En aquel día del que estamos hablando sucedió que uno de los frailes, durante la cena y después de haber rezado el benedicite, se puso a leer un periódico, cosa que se repetía todas las semanas, tan sólo en un día determinado, y que era para los frailes como si les abriesen por breves momentos una ventana al mundo exterior. En ese día, pues, junto a las habituales noticias sobre política y deportes, se leyó también en voz alta un artículo que hablaba del hallazgo efectuado en los frescos de Miguel Ángel. Al escuchar esas palabras, el hermano Benno se quedó como petrificado y dejó caer la cuchara con la que había estado comiendo la sopa, por lo que el cubierto chocó tintineando contra el suelo de piedra del adusto refectorio, mientras los cofrades lo contemplaban con muestras de desaprobación. El hermano Benno balbució como disculpa algunas palabras ininteligibles, se apresuró a recoger su cuchara y se quedó escuchando atentamente al que leía, olvidándose de la comida. Su compañero de mesa, un fraile alto y enjuto, calvo y con el cuero cabelludo de un color rojo escarlata, advirtió que el hermano Benno no volvió a llevarse ni un solo trozo de comida a la boca durante esa noche, pero no pudo imaginarse que hubiese la más mínima relación entre el artículo del periódico y el ascetismo de su cofrade.
Pero cuando también al día siguiente el hermano Benno se negó a tocar los alimentos y se quedó sentado a la mesa en actitud apática, con la mirada perdida en el vacío y las manos ocultas en las anchas mangas de su hábito negro, el otro se armó de fuerzas y osó interpelarle:
—¿Qué te ocurre, hermano, para que no pruebes ni un bocado? Parece como si algún sufrimiento estuviese escrito en tu rostro. ¿No quieres confiar en mí y revelarme tus penas?

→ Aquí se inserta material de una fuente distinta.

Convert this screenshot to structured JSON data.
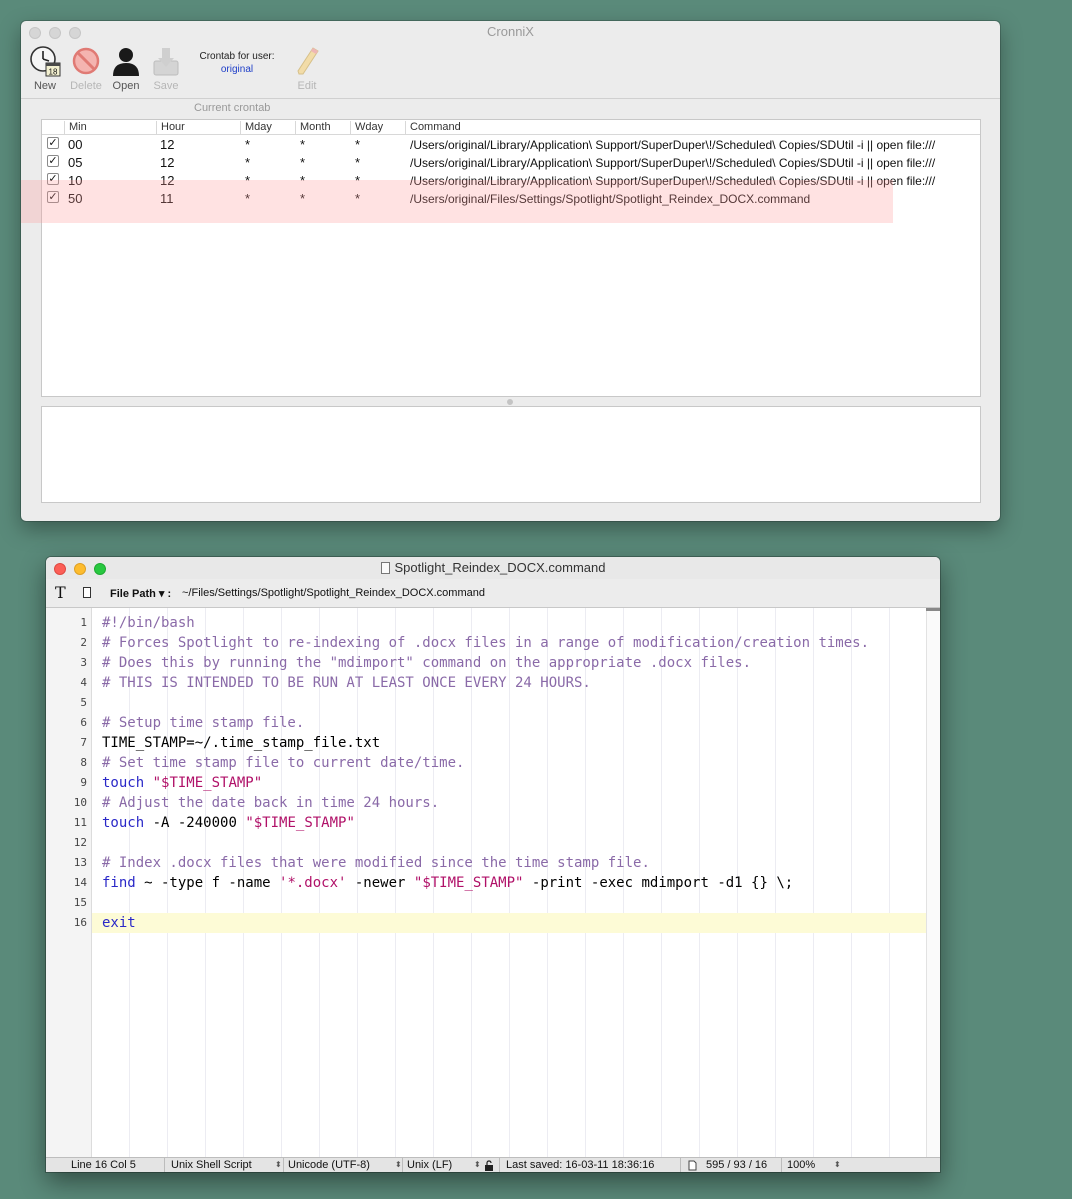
{
  "cronnix": {
    "title": "CronniX",
    "toolbar": {
      "new_label": "New",
      "new_badge": "18",
      "delete_label": "Delete",
      "open_label": "Open",
      "save_label": "Save",
      "crontab_for_user": "Crontab for user:",
      "user_name": "original",
      "current_crontab_label": "Current crontab",
      "edit_label": "Edit"
    },
    "columns": [
      "Min",
      "Hour",
      "Mday",
      "Month",
      "Wday",
      "Command"
    ],
    "rows": [
      {
        "checked": true,
        "min": "00",
        "hour": "12",
        "mday": "*",
        "month": "*",
        "wday": "*",
        "command": "/Users/original/Library/Application\\ Support/SuperDuper\\!/Scheduled\\ Copies/SDUtil -i || open file:///"
      },
      {
        "checked": true,
        "min": "05",
        "hour": "12",
        "mday": "*",
        "month": "*",
        "wday": "*",
        "command": "/Users/original/Library/Application\\ Support/SuperDuper\\!/Scheduled\\ Copies/SDUtil -i || open file:///"
      },
      {
        "checked": true,
        "min": "10",
        "hour": "12",
        "mday": "*",
        "month": "*",
        "wday": "*",
        "command": "/Users/original/Library/Application\\ Support/SuperDuper\\!/Scheduled\\ Copies/SDUtil -i || open file:///"
      },
      {
        "checked": true,
        "min": "50",
        "hour": "11",
        "mday": "*",
        "month": "*",
        "wday": "*",
        "command": "/Users/original/Files/Settings/Spotlight/Spotlight_Reindex_DOCX.command"
      }
    ],
    "checkmark": "✓"
  },
  "editor": {
    "title": "Spotlight_Reindex_DOCX.command",
    "toolbar_t": "T",
    "file_path_label": "File Path ▾ :",
    "file_path_value": "~/Files/Settings/Spotlight/Spotlight_Reindex_DOCX.command",
    "current_line": 16,
    "lines": [
      {
        "n": "1",
        "parts": [
          {
            "c": "comment",
            "t": "#!/bin/bash"
          }
        ]
      },
      {
        "n": "2",
        "parts": [
          {
            "c": "comment",
            "t": "# Forces Spotlight to re-indexing of .docx files in a range of modification/creation times."
          }
        ]
      },
      {
        "n": "3",
        "parts": [
          {
            "c": "comment",
            "t": "# Does this by running the \"mdimport\" command on the appropriate .docx files."
          }
        ]
      },
      {
        "n": "4",
        "parts": [
          {
            "c": "comment",
            "t": "# THIS IS INTENDED TO BE RUN AT LEAST ONCE EVERY 24 HOURS."
          }
        ]
      },
      {
        "n": "5",
        "parts": []
      },
      {
        "n": "6",
        "parts": [
          {
            "c": "comment",
            "t": "# Setup time stamp file."
          }
        ]
      },
      {
        "n": "7",
        "parts": [
          {
            "c": "plain",
            "t": "TIME_STAMP=~/.time_stamp_file.txt"
          }
        ]
      },
      {
        "n": "8",
        "parts": [
          {
            "c": "comment",
            "t": "# Set time stamp file to current date/time."
          }
        ]
      },
      {
        "n": "9",
        "parts": [
          {
            "c": "kw",
            "t": "touch"
          },
          {
            "c": "plain",
            "t": " "
          },
          {
            "c": "str",
            "t": "\"$TIME_STAMP\""
          }
        ]
      },
      {
        "n": "10",
        "parts": [
          {
            "c": "comment",
            "t": "# Adjust the date back in time 24 hours."
          }
        ]
      },
      {
        "n": "11",
        "parts": [
          {
            "c": "kw",
            "t": "touch"
          },
          {
            "c": "plain",
            "t": " -A -240000 "
          },
          {
            "c": "str",
            "t": "\"$TIME_STAMP\""
          }
        ]
      },
      {
        "n": "12",
        "parts": []
      },
      {
        "n": "13",
        "parts": [
          {
            "c": "comment",
            "t": "# Index .docx files that were modified since the time stamp file."
          }
        ]
      },
      {
        "n": "14",
        "parts": [
          {
            "c": "kw",
            "t": "find"
          },
          {
            "c": "plain",
            "t": " ~ -type f -name "
          },
          {
            "c": "str",
            "t": "'*.docx'"
          },
          {
            "c": "plain",
            "t": " -newer "
          },
          {
            "c": "str",
            "t": "\"$TIME_STAMP\""
          },
          {
            "c": "plain",
            "t": " -print -exec mdimport -d1 {} \\;"
          }
        ]
      },
      {
        "n": "15",
        "parts": []
      },
      {
        "n": "16",
        "parts": [
          {
            "c": "kw",
            "t": "exit"
          }
        ]
      }
    ],
    "status": {
      "position": "Line 16 Col 5",
      "language": "Unix Shell Script",
      "encoding": "Unicode (UTF-8)",
      "line_endings": "Unix (LF)",
      "last_saved": "Last saved: 16-03-11 18:36:16",
      "counts": "595 / 93 / 16",
      "zoom": "100%",
      "updown": "⬍"
    }
  },
  "colors": {
    "desktop": "#5a8a7a",
    "comment": "#8a6aa8",
    "keyword": "#2a28c8",
    "string": "#b01068",
    "current_line": "#fdfbd6",
    "selection_highlight": "#ffd6d6"
  }
}
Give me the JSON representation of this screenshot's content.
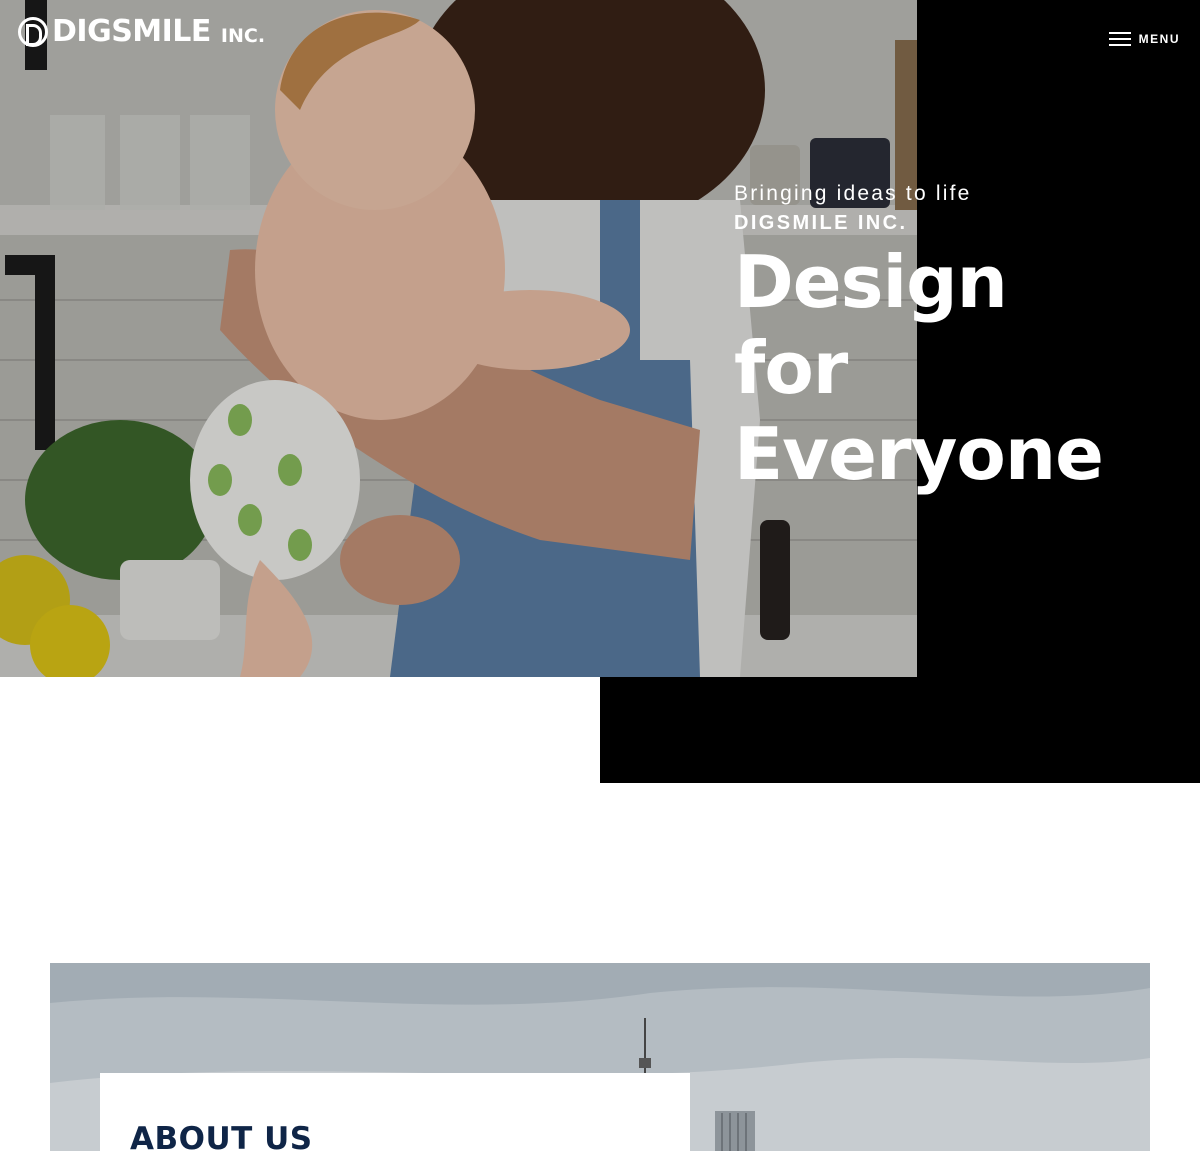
{
  "header": {
    "logo_text": "DIGSMILE",
    "logo_suffix": "INC.",
    "menu_label": "MENU"
  },
  "hero": {
    "tagline": "Bringing ideas to life",
    "company": "DIGSMILE INC.",
    "headline_lines": [
      "Design",
      "for",
      "Everyone"
    ]
  },
  "about": {
    "title": "ABOUT US"
  },
  "colors": {
    "panel": "#000000",
    "about_title": "#0f2547"
  }
}
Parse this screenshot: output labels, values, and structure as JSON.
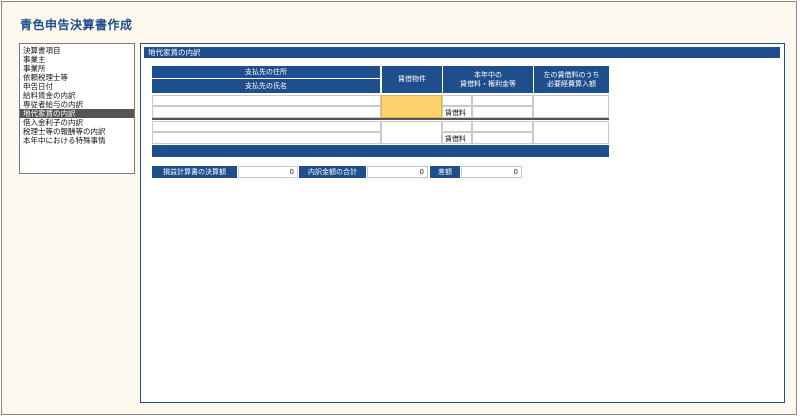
{
  "app": {
    "title": "青色申告決算書作成"
  },
  "sidebar": {
    "items": [
      {
        "label": "決算書項目"
      },
      {
        "label": "事業主"
      },
      {
        "label": "事業所"
      },
      {
        "label": "依頼税理士等"
      },
      {
        "label": "申告日付"
      },
      {
        "label": "給料賃金の内訳"
      },
      {
        "label": "専従者給与の内訳"
      },
      {
        "label": "地代家賃の内訳"
      },
      {
        "label": "借入金利子の内訳"
      },
      {
        "label": "税理士等の報酬等の内訳"
      },
      {
        "label": "本年中における特殊事情"
      }
    ],
    "selected_index": 7
  },
  "main": {
    "section_title": "地代家賃の内訳",
    "table": {
      "col_payee_address": "支払先の住所",
      "col_payee_name": "支払先の氏名",
      "col_property": "賃借物件",
      "col_amount": "本年中の\n賃借料・権利金等",
      "col_expense": "左の賃借料のうち\n必要経費算入額",
      "row_label_rent": "賃借料"
    },
    "summary": {
      "pl_label": "損益計算書の決算額",
      "pl_value": "0",
      "total_label": "内訳金額の合計",
      "total_value": "0",
      "diff_label": "差額",
      "diff_value": "0"
    }
  }
}
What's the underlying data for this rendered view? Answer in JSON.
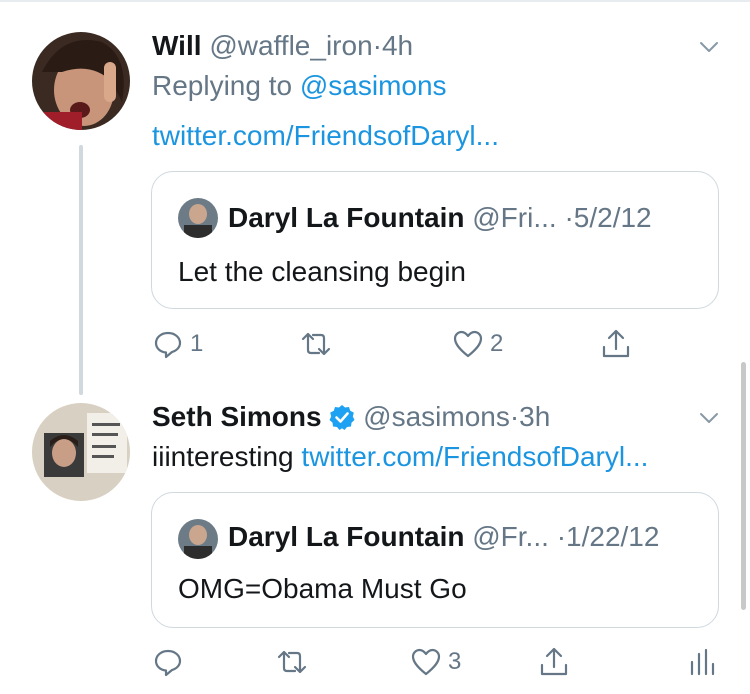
{
  "tweets": [
    {
      "name": "Will",
      "handle": "@waffle_iron",
      "time": "4h",
      "replying_prefix": "Replying to",
      "replying_to": "@sasimons",
      "link": "twitter.com/FriendsofDaryl...",
      "quote": {
        "name": "Daryl La Fountain",
        "handle": "@Fri...",
        "date": "5/2/12",
        "text": "Let the cleansing begin"
      },
      "actions": {
        "replies": "1",
        "retweets": "",
        "likes": "2"
      }
    },
    {
      "name": "Seth Simons",
      "verified": true,
      "handle": "@sasimons",
      "time": "3h",
      "text_plain": "iiinteresting",
      "link": "twitter.com/FriendsofDaryl...",
      "quote": {
        "name": "Daryl La Fountain",
        "handle": "@Fr...",
        "date": "1/22/12",
        "text": "OMG=Obama Must Go"
      },
      "actions": {
        "replies": "",
        "retweets": "",
        "likes": "3"
      }
    }
  ],
  "separator_dot": "·",
  "colors": {
    "link": "#1b95e0",
    "muted": "#657786",
    "verified": "#1da1f2",
    "border": "#cfd9de"
  },
  "icons": [
    "reply-icon",
    "retweet-icon",
    "like-icon",
    "share-icon",
    "analytics-icon",
    "chevron-down-icon",
    "verified-badge-icon"
  ]
}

Sin mirar al que le interrogaba, el hermano Benno denegó con la cabeza y contestó, mintiendo a sabiendas:
—No me encuentro muy bien. Ya lo sabes, hermano, será el estómago o la bilis. En un par de días me sentiré mejor, no tienes por qué preocuparte.
Y a continuación permaneció callado durante todo el tiempo que duró la comida y se negó a probar cualquier alimento.
Por regla general suelen ser la tentación o el pecado los motivos que obligan a los monjes a guardar silencio o a ayunar durante días seguidos, así que el compañero de mesa del hermano Benno vio también ahí la razón del silencio pertinaz de su cofrade, por lo que al día siguiente y en los días que se sucedieron lo dejó tranquilo, pues, a fin de cuentas, ¿qué otra cosa podía acibarar más la lengua que el pecado?
El hermano Benno, finalizada la comida, se levantaba en silencio de la mesa y dando muestras claras de encontrarse profundamente excitado, subía precipitadamente las escaleras que conducían a su celda, situada al final de un largo y oscuro pasillo, donde se hallaba su refugio para las noches y para las calladas horas que entregaba a la oración. Tres metros de ancho por cuatro de largo, tales eran las dimensiones de aquel aposento en el que tan sólo la ventana que daba al exterior podía ser calificada de elemento agradable a la vista; un viejo armatoste de madera, que hacía las veces de cama, una caja rústica, que no merecía el nombre de armario, y una cómoda, sobre cuya fría losa de piedra había una palangana de porcelana que servía para el aseo y el cuidado del cuerpo integraban todo el mobiliario, amén del reclinatorio que se encontraba pegado a la pared, bajo la ventana. Montones de libros, esparcidos, apilados y seleccionados por todo el suelo, revelaban la presencia del estudioso.
Al igual que había estado haciendo durante todos los días anteriores, esa noche el hermano Benno sacó del cajón superior de su cómoda un recorte de periódico en el que se daba aquella alarmante noticia sobre el hallazgo realizado en los frescos de la Capilla Sixtina. El fraile había mendigado y suplicado para obtener aquel periódico, del que había recortado la noticia, y ahora la leía por enésima vez; leyó y releyó cada una de las palabras, luego volvió a introducir en el cajón el recorte del periódico, se dejó caer de rodillas en su reclinatorio y juntó las palmas de las manos como si fuese presa de la más honda desesperación.